Words Fail Me
| March 13, 2019Bear with Me
My father owns a camp in the mountains, and our family spends about two months there each summer. For the rest of the year, we have a caretaker, John, who lives on the grounds and maintains the place.
One winter, John called my father and asked if he could keep his beer in the camp kitchen’s industrial freezer. “I guess,” my father said, figuring, why not?
You can imagine my father’s surprise in July when he arrived in camp at the start of the season and walked into the kitchen. Homonyms can be tricky. And dead bears are gross.
Labels Are Not for People
Labels are supposed to clarify things, but that wasn’t working for the guy I saw in the women’s accessories section at Lord and Taylor. He was wearing a black hat and jacket and staring at the scarves and gloves and bling like he was lost, although he might have been trying to buy a gift for his wife, in which case he was a lost cause.
Eventually, he looked around and spotted me, an obviously frum woman. A look of relief washed over his face. He walked toward me holding a colorful scarf and appealed in desperation, “Excuse me, but is ‘silk’ a maileh or a chisaron?”
Heads Will Roll
I work as a sheitelmacher in a salon attached to my home. There’s a door separating the salon from the rest of my house, so the salon is completely private, although it’s not soundproof.
One day my son was home sick, so I settled him in the den on the other side of the salon door while I worked.
When I went to check on him he looked a little green. “What’s wrong?” I asked him.
“I never realized what you do in there,” he blurted.
I was confused, but, as it turned out, not as confused as he was.
“First, that lady came in and said she cracked her head,” he said, looking shaken. “And you said her head was so old you didn’t think it was worth fixing. Then the next lady said she lost her head. Then you said, ‘Don’t worry, I keep plenty of heads in the basement.’ ”
Fix It Man
As a computer programmer at a large company, I interface with many different departments. Instead of working in my own office, I move around, setting up my workstation near whatever department I’m currently involved in.

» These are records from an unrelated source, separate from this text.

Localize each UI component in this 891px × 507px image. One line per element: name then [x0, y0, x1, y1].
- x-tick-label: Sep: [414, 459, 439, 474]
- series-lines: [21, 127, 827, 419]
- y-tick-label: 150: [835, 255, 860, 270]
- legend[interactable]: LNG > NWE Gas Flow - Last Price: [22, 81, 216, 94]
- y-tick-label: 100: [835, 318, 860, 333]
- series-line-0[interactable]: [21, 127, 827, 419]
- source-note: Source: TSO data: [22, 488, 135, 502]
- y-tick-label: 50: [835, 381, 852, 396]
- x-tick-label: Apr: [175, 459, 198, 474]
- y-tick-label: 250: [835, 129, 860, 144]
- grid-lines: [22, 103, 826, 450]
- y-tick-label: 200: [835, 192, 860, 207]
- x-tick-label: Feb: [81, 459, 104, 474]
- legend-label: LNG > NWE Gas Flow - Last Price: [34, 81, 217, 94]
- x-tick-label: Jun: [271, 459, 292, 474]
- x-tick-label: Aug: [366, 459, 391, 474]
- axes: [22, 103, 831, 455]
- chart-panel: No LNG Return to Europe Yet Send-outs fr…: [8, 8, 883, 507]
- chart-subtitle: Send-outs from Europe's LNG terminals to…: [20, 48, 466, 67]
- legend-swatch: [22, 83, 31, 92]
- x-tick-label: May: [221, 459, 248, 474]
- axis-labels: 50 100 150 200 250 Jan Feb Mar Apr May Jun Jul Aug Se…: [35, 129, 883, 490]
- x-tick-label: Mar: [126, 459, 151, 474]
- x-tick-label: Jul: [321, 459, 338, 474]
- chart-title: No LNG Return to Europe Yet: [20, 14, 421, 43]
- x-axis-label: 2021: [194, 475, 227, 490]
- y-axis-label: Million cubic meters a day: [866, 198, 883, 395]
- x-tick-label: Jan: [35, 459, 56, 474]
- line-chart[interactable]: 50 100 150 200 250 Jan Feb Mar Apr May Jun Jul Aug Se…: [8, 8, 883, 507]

For a while, my desk was stationed next to the company’s in-house drug counselor. Although this was a financial institution, they employed a drug counselor to help employees who could benefit from that service.
There was a problem with the computer program, so I contacted the vendor, explained the problem, and asked if he could fix the program and send an update. Since I had no company phone at my temporary desk location, I gave him the number of the drug counselor who sat at the desk near mine.
The next day I received this message from the perplexed and slightly alarmed drug counselor: “Client services called to tell you your fix is ready.”
He Speaks My Language
When I was growing up, my father always did the grocery shopping. My mother would write a list for him every Sunday, and he would go from the produce store to Costco to the kosher grocery, getting everything at the best price. So when I got married, wanting to be a good husband, I offered to do the grocery shopping for my wife as well.
But I guess not every male shopper had as good a role model. Like the other good husband I met in the produce aisle. Like me, he carried a list. I smiled and nodded politely as I passed him, but he stopped me. “Anschuldig,” he said, waving his list at me, “do you know what’s a zucchini?”
LOL
What do you get when you cross a nutritionist mother with a kid just learning how to read?
My six-year-old son was painstakingly reading the cereal box over breakfast but his question surprised me. “Ma,” he said, “what does OMG mean?”
What this world is coming to, I mentally grumbled, that we have texting language on cereal boxes. “It stands for Oh My Gosh,” I told him, a little ungraciously.
“I think this must be a very unhealthy cereal,” he said me seriously. “It says ‘Total Fat, 0mg!”
In Over My Head
I grew up in a large Jewish community where going out wearing a snood instead of a sheitel just meant that you were feeling casual, rushed, or maybe your sheitel was at the sheitelmacher. Even the non-Jews in the community were accustomed to our bag-like cloth coverings or pre-tied bandanas.
After I got married, I moved to a very small Jewish community whose members vary greatly in their level of observance. It’s a pretty chilled place where your head covering doesn’t make much of a statement.
At least that’s what I thought until I was in the public library one day, wearing a colorful, tichel-style scarf on my head. I was waiting to check out, and there was a child waiting with his mother on line behind me. “Mom,” he said, whispering loudly and staring at me in amazement, “is that a pirate?”